Sebagai penahan longsor, kata Alfred, bambu ditanam secara monokultur (tidak berdampingan dengan jenis tanaman lain). Pada lahan kritis, bambu ditanam secara wanatani (agroforestri), yaitu tumpang-sari bersama jenis tanaman lain.
Bambu butuh 7 – 10 tahun untuk bisa dipanen. Selama proses pertumbuhan bambu, tanaman agroforestri dimanfaatkan sehingga memberikan keuntungan ekonomi. Dengan begitu secara ekologi maupun ekonomi bambu memberikan manfaat bagi masyarakat.
Tiga Pilar Desa Bambu
Desa Bambu dibangun melalui tiga pilar yaitu Hulu, Tengah, dan Hilir.

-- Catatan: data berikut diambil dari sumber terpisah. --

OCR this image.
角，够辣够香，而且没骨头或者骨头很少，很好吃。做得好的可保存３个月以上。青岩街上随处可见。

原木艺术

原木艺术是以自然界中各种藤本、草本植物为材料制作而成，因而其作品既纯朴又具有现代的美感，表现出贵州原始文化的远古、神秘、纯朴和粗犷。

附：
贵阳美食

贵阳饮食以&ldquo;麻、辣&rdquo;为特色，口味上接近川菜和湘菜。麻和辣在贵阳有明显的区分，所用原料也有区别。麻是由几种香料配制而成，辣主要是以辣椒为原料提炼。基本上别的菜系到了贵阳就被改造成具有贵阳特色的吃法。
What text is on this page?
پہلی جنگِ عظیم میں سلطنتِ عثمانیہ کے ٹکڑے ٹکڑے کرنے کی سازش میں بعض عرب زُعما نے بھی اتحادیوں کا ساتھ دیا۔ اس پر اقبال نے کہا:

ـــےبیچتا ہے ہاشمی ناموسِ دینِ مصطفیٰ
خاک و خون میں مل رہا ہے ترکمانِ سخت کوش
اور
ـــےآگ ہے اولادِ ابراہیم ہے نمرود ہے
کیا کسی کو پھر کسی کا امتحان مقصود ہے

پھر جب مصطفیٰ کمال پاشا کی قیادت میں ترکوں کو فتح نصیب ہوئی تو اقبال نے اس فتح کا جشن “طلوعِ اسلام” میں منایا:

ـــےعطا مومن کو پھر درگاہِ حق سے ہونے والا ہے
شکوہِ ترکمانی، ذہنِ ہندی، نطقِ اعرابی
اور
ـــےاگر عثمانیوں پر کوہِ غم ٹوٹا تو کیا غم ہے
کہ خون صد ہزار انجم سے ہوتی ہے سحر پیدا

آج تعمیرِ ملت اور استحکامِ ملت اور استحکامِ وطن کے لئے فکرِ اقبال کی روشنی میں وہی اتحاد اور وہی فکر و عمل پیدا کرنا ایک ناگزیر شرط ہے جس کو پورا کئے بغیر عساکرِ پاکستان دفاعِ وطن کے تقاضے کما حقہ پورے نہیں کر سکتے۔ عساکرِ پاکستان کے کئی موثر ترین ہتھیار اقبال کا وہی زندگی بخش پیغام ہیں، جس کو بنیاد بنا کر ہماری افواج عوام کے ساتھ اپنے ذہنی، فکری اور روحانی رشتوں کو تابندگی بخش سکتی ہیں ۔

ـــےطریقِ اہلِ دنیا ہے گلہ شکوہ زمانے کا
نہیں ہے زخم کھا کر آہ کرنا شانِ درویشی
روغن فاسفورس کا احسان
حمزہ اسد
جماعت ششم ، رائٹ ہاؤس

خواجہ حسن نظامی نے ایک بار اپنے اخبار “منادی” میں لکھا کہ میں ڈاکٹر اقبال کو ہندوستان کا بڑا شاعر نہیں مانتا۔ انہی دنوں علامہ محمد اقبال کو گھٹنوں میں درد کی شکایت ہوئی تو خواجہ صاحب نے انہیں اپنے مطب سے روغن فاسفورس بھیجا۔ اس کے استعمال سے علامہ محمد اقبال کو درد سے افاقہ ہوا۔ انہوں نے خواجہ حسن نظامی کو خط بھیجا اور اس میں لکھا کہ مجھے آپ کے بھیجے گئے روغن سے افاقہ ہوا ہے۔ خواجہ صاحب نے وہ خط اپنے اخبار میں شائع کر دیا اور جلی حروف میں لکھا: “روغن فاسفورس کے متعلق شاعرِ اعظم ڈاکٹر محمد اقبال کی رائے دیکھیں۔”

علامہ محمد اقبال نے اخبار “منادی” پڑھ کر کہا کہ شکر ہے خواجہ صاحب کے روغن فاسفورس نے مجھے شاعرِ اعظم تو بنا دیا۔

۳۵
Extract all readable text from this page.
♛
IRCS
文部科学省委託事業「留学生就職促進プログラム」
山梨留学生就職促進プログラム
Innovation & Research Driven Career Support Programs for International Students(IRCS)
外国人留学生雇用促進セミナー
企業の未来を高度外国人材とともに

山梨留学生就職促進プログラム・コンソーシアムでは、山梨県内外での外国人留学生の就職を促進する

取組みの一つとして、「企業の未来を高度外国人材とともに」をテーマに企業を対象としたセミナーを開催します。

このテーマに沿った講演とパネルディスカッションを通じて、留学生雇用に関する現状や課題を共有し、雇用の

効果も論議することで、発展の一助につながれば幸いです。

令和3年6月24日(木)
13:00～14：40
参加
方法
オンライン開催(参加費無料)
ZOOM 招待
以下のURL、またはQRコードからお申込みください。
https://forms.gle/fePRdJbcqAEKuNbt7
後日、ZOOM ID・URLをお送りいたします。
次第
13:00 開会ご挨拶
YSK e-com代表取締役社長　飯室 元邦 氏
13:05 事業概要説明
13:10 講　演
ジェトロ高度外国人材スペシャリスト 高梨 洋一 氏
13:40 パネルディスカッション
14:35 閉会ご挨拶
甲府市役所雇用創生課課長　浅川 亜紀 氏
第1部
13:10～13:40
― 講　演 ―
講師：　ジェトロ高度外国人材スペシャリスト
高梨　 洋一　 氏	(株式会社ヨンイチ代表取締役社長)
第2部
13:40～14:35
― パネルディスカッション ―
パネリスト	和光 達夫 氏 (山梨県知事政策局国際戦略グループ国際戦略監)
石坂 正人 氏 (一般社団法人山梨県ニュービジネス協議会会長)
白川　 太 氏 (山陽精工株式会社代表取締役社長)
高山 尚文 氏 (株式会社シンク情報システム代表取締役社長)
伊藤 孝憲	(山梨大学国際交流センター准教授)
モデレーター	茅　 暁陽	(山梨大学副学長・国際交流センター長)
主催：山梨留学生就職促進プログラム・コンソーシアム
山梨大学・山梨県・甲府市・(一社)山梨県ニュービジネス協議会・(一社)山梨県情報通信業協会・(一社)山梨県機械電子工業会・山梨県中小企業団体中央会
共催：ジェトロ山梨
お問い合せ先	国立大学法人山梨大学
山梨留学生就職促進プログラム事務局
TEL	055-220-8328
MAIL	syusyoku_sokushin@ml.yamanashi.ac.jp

Pilar Hulu merupakan proses pembentukan dan pengorganisasian kelompok di desa untuk bersama-sama mengembangkan desanya dengan memasukkan bambu sebagai komoditi. Adapun Pilar Tengah adalah proses pembibitan, penanaman di lokasi-lokasi strategis ekologis (mata air, kanan-kiri sungai, lahan kritis).
Pilar Hilir merupakan bisnis komunitas berbasis bambu, berupa kelompok unit usaha yang berorientasi koperasi atau BUMDES (Badan Usaha Milik Desa). Desa Bambu menerapkan prinsip Hutan Bambu Lestari (HBL), di mana warga memastikan bahwa panen bambu wajib mempertimbangkan kelestarian dan kesinambungan.
Pemanenan di pilar hilir harus selektif, tidak asal tebang tapi mulai dari yang lebih tua agar rumpun tidak rusak. Setiap lonjor bambu diberi tanda tahun kapan bisa ditebang agar tahu mana yang mesti ditebang terlebih dulu.
Kampus Bambu
Kepala Desa mendukung melalui fasilitasi proses pendampingan. Dukungan di tingkat Kabupaten besar sekali, ada MOU Bupati Ngada untuk mengembangkan bambu yang masuk dalam rencana pembangunan.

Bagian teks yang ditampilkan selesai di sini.